It was a mild February night, the kind of day when you know the whispers of spring are not old man winter’s lies any longer. Robins gather in groups and do their best to scrounge food and one starts to notice that the grass is starting to look green. Even with the knowledge that there’s still one more snowstorm that’s lurking around the corner, this day is so good you want to get out and listen to some great music with a roomful of strangers and friends.
For this night, I took in a wild performance at the Tin Pan by JD Simo, a large animated guitarist and vocalist joined by a rhythm section of drummer Adam Abrashoff and bass player Andraleia Bush. Abrashoff has long been associated with Simo, and despite the fact that Bush has only been with the group for about 20 shows, her bass playing was stellar and provided a great backdrop that allowed Simo’s guitar to soar.

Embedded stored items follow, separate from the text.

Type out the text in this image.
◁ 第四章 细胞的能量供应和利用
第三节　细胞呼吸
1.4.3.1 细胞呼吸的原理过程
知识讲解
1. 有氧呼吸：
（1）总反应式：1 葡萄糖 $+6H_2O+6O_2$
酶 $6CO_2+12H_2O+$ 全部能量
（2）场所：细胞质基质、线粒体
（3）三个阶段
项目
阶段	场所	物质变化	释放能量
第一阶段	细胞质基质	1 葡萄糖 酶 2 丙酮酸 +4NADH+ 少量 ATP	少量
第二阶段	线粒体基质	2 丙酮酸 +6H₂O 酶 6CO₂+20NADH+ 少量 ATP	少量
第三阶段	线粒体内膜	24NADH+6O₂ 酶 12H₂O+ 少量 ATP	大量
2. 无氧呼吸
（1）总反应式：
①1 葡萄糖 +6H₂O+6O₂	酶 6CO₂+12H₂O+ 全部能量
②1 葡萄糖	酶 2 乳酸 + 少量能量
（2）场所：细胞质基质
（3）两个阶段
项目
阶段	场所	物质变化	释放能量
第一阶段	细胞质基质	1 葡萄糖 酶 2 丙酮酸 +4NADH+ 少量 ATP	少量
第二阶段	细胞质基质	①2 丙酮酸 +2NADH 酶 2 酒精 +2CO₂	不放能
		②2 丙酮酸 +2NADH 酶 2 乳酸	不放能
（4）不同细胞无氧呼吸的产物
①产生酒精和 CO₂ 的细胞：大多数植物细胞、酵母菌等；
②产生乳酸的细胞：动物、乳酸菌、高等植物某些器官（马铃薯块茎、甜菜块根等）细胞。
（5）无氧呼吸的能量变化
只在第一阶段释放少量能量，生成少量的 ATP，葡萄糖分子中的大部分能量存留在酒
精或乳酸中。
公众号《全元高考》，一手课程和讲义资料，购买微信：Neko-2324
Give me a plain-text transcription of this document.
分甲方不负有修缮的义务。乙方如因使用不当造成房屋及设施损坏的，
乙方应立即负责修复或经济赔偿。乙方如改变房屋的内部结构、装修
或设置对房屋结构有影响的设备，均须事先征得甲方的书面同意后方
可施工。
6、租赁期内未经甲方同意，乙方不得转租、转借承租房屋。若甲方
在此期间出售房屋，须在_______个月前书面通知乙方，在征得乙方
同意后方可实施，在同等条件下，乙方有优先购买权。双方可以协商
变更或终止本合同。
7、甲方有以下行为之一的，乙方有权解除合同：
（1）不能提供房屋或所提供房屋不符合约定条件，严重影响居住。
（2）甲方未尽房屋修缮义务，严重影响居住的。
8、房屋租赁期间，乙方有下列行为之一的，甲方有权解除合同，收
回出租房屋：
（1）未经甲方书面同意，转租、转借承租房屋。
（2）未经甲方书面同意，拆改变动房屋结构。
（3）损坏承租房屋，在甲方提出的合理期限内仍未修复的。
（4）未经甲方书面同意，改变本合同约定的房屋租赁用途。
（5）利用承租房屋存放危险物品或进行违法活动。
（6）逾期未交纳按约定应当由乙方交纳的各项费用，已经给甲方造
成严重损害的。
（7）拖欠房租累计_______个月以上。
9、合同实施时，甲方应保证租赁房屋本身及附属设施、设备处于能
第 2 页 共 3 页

The show started when Abrashoff walked onto the stage in camo pants and t-shirt looking like a punk rock Jesus, and immediately began creating a driving rhythm moving in and out of riffs, utilizing his kick drum, hi hat, cowbell (yes, more cowbell), his drums, cymbals, maracas, and whatever else he could hit that makes noise. While he was playing, Bush stepped up on the stage and began to add her bass. Bush was dressed in coverall shorts under a beautiful red jacket, and a black hat that matched her black choker. The choker had a crescent moon that was only slightly smaller than the real moon.
Did I mention that she plays bass like a demon? She’s got a strong grasp of the rhythm and supplied a bass line that was funky, soulful, and rocked for 90 straight minutes.
They were then joined by Simo himself wearing a long coat over an all black outfit and the trio launched into a 20-plus minute jam intro that electrified the small but appreciative audience. They received several ovations to celebrate some outstanding lead work by Simo and Abrashoff.
Both Simo and Abrashoff were very animated in their playing, each moving as the music moved them. Bush was still, the calming member of the group, conserving her energy and letting her bass take her share of the spotlight. In a discussion later with Bush, she did tell me that she is usually “all over the place” while playing, but tonight she was afraid that the jack to her amp would break if she moved too much.
Once the intro played out, Simo started calling songs and led off with a great version of Slim Harpo’s Got Love If You Want It complete with some sweet slide work. He followed up with a Magic Sam cover and right away the audience was under the band’s spell. At this point, it was obvious that Simo and Company appreciated the classic blues performers, but they were adding their own rock or even jazz touches to the songs.
They followed up with a couple of mellow songs in order to add contrast to their performance and that included an extended bass lead for Bush and drum solo for Abrashoff. After that, Simo stepped to the front and began to perform Sweet Little Angel without a microphone. He even broke a string at one point and had to spend a little time talking with the audience while he changed it to play the last song, With A Little Help From My Friends. Simo channeled Joe Cocker to deliver an outstanding version that caused several people to rise to their feet in a long ovation.
Weekday concerts are always a roll of the dice. Many people will hold off simply because they need to get up early for work or school. The audience at the Tin Pan this evening was small but mighty. Any people who were there who were not already fans of JD Simo became one that night. The group is a strong addition for blues rock fans, and an even stronger addition for those who like some psychedelic pyrotechnics in their music.
I will definitely keep them on my radar, and I think you should as well.